To the best of our knowledge, this study stands as the pioneering investigation into applying the DSP tool for sex estimation among the adult population of Romania. This unique endeavor fills a crucial gap in research, as previous studies in Romania have primarily relied on traditional techniques for sex estimation, overlooking the potential of modern imaging technologies like CT scans and the DSP tool. Despite the inherent limitations of our study’s relatively small sample size, our results demonstrate comparable accuracy and sex estimation rates to those observed in similar studies conducted across European populations. Building upon these initial findings, future research endeavors will prioritize including a more significant number of measurements per individual and a more extensive sample size to enhance the sex estimation and accuracy. Moreover, we recognize the importance of expanding the geographical scope of our study to encompass multiple regions within Romania. Such an expansion is vital for providing a more comprehensive understanding of the applicability and generalizability of the DSP method across the diverse population demographics present within the country.
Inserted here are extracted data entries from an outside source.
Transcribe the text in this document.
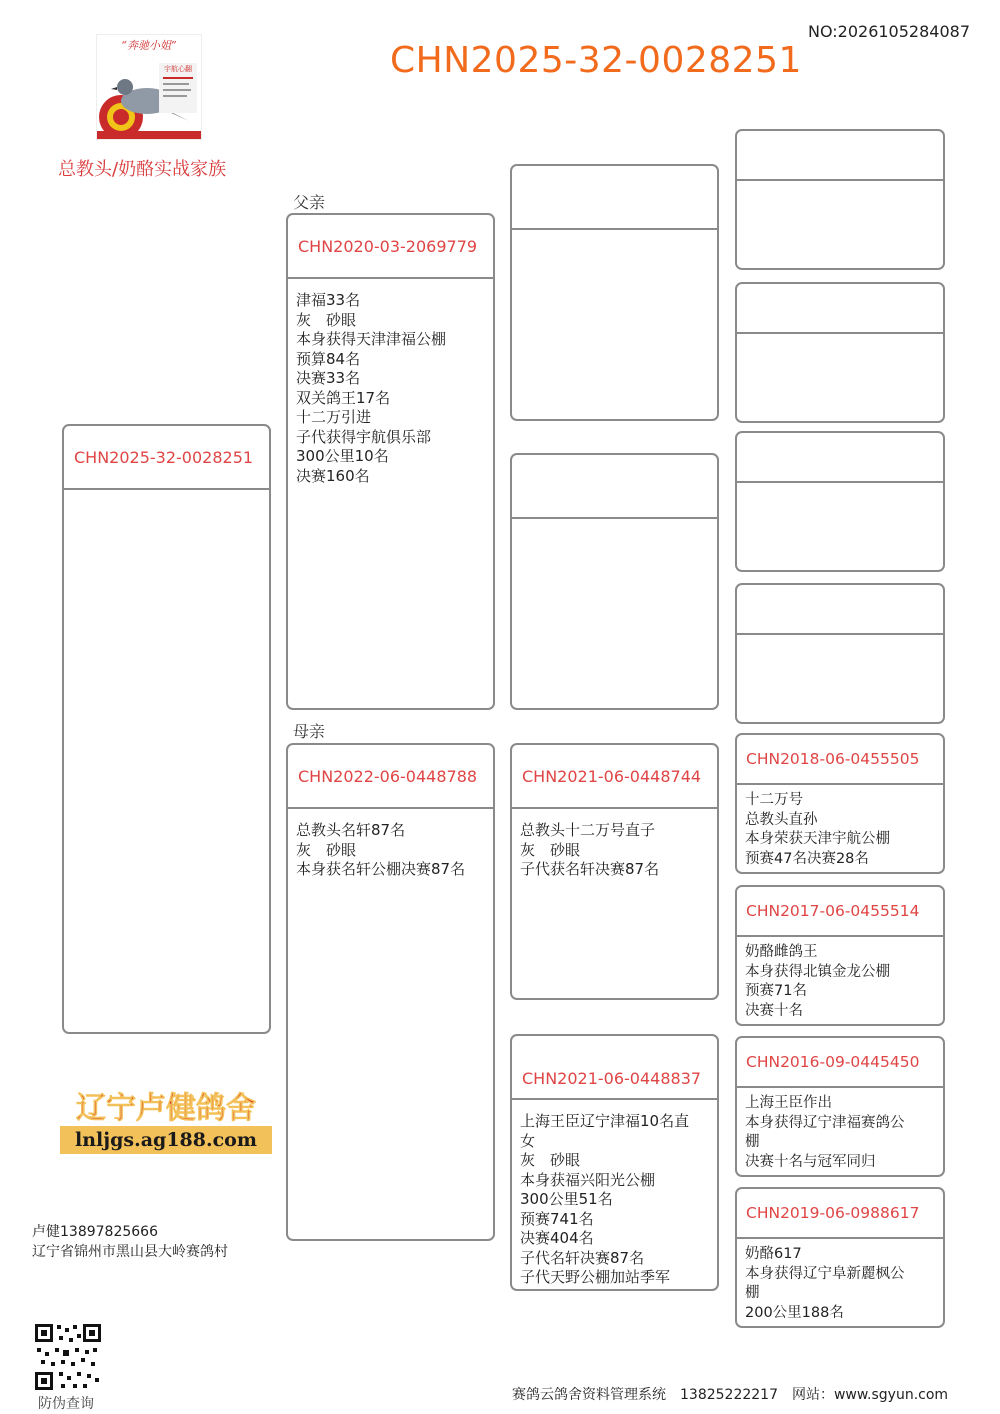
NO:2026105284087
CHN2025-32-0028251
“奔驰小姐”
宇航心翻
总教头/奶酪实战家族
父亲
母亲
CHN2025-32-0028251
CHN2020-03-2069779
津福33名
灰　砂眼
本身获得天津津福公棚
预算84名
决赛33名
双关鸽王17名
十二万引进
子代获得宇航俱乐部
300公里10名
决赛160名
CHN2022-06-0448788
总教头名轩87名
灰　砂眼
本身获名轩公棚决赛87名
CHN2021-06-0448744
总教头十二万号直子
灰　砂眼
子代获名轩决赛87名
CHN2021-06-0448837
上海王臣辽宁津福10名直
女
灰　砂眼
本身获福兴阳光公棚
300公里51名
预赛741名
决赛404名
子代名轩决赛87名
子代天野公棚加站季军
CHN2018-06-0455505
十二万号
总教头直孙
本身荣获天津宇航公棚
预赛47名决赛28名
CHN2017-06-0455514
奶酪雌鸽王
本身获得北镇金龙公棚
预赛71名
决赛十名
CHN2016-09-0445450
上海王臣作出
本身获得辽宁津福赛鸽公
棚
决赛十名与冠军同归
CHN2019-06-0988617
奶酪617
本身获得辽宁阜新麗枫公
棚
200公里188名
辽宁卢健鸽舍
lnljgs.ag188.com
卢健13897825666
辽宁省锦州市黑山县大岭赛鸽村
防伪查询
赛鸽云鸽舍资料管理系统　13825222217　网站：www.sgyun.com
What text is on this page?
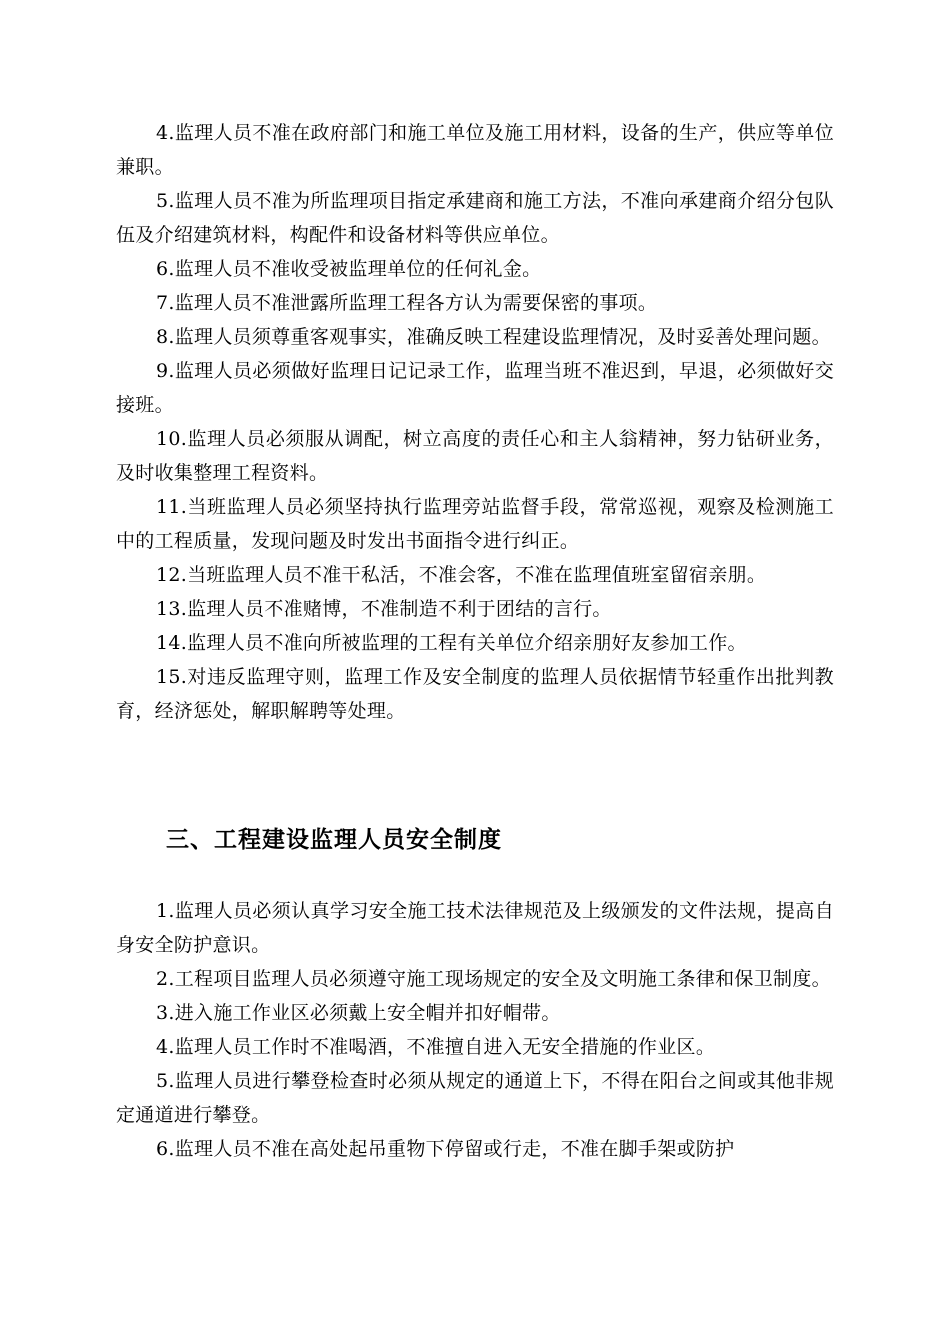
4.监理人员不准在政府部门和施工单位及施工用材料，设备的生产，供应等单位兼职。

5.监理人员不准为所监理项目指定承建商和施工方法，不准向承建商介绍分包队伍及介绍建筑材料，构配件和设备材料等供应单位。

6.监理人员不准收受被监理单位的任何礼金。

7.监理人员不准泄露所监理工程各方认为需要保密的事项。

8.监理人员须尊重客观事实，准确反映工程建设监理情况，及时妥善处理问题。

9.监理人员必须做好监理日记记录工作，监理当班不准迟到，早退，必须做好交接班。

10.监理人员必须服从调配，树立高度的责任心和主人翁精神，努力钻研业务，及时收集整理工程资料。

11.当班监理人员必须坚持执行监理旁站监督手段，常常巡视，观察及检测施工中的工程质量，发现问题及时发出书面指令进行纠正。

12.当班监理人员不准干私活，不准会客，不准在监理值班室留宿亲朋。

13.监理人员不准赌博，不准制造不利于团结的言行。

14.监理人员不准向所被监理的工程有关单位介绍亲朋好友参加工作。

15.对违反监理守则，监理工作及安全制度的监理人员依据情节轻重作出批判教育，经济惩处，解职解聘等处理。

三、工程建设监理人员安全制度

1.监理人员必须认真学习安全施工技术法律规范及上级颁发的文件法规，提高自身安全防护意识。

2.工程项目监理人员必须遵守施工现场规定的安全及文明施工条律和保卫制度。

3.进入施工作业区必须戴上安全帽并扣好帽带。

4.监理人员工作时不准喝酒，不准擅自进入无安全措施的作业区。

5.监理人员进行攀登检查时必须从规定的通道上下，不得在阳台之间或其他非规定通道进行攀登。

6.监理人员不准在高处起吊重物下停留或行走，不准在脚手架或防护
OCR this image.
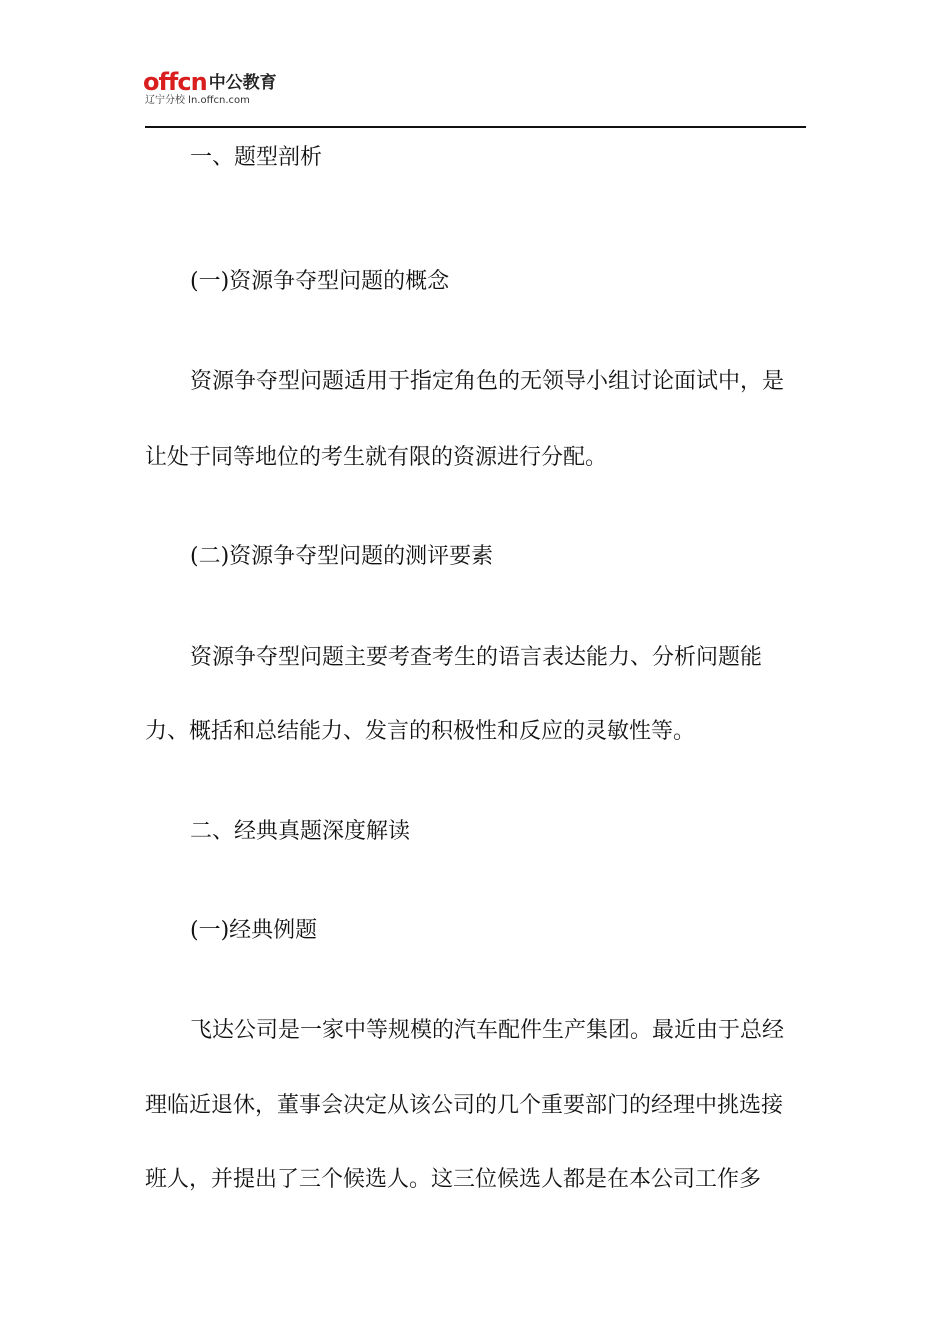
offcn 中公教育
辽宁分校 ln.offcn.com
一、题型剖析
(一)资源争夺型问题的概念
资源争夺型问题适用于指定角色的无领导小组讨论面试中，是
让处于同等地位的考生就有限的资源进行分配。
(二)资源争夺型问题的测评要素
资源争夺型问题主要考查考生的语言表达能力、分析问题能
力、概括和总结能力、发言的积极性和反应的灵敏性等。
二、经典真题深度解读
(一)经典例题
飞达公司是一家中等规模的汽车配件生产集团。最近由于总经
理临近退休，董事会决定从该公司的几个重要部门的经理中挑选接
班人，并提出了三个候选人。这三位候选人都是在本公司工作多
By incorporating data from various regions, we can ensure the robustness and reliability of the DSP tool for sex estimation in the context of the contemporary Romanian population.
5. Conclusions
In conclusion, this research evaluated the utility of the DSP method for sex estimation within the contemporary Romanian population, utilizing a sample of CT scans. Despite encountering undetermined specimens, the overall accuracy rate of sex estimation remained impressively high at 98.24%, highlighting the effectiveness of DSP software in this forensic application. Notably, all female specimens that could be estimated were correctly classified, achieving an accuracy rate of 100%. In contrast, for males, the accuracy rate was slightly lower at 95.65%, still demonstrating high reliability in sex identification. Even in the presence of undetermined cases, the minimal occurrence of misclassification further solidifies the robustness of DSP software in sex identification. These findings highlight the importance of accuracy in forensic sex estimation, particularly in legal and investigative contexts where precision is crucial. As such, the study underscores the confidence with which the DSP method can be employed in practical applications, contributing significantly to the advancement of forensic and anthropological research within Romania and beyond. Even though sex estimation was possible in 71.25% of cases overall, these results reaffirm the method’s efficacy and robustness, particularly when leveraging measurements derived from CT imaging. When dealing with unidentified remains and attempting to estimate sex as part of the biological profile, the DSP method is recommended, if not the only method to be used, at least as a preliminary or adjuvantly accurate technique for sex estimation in forensic anthropology.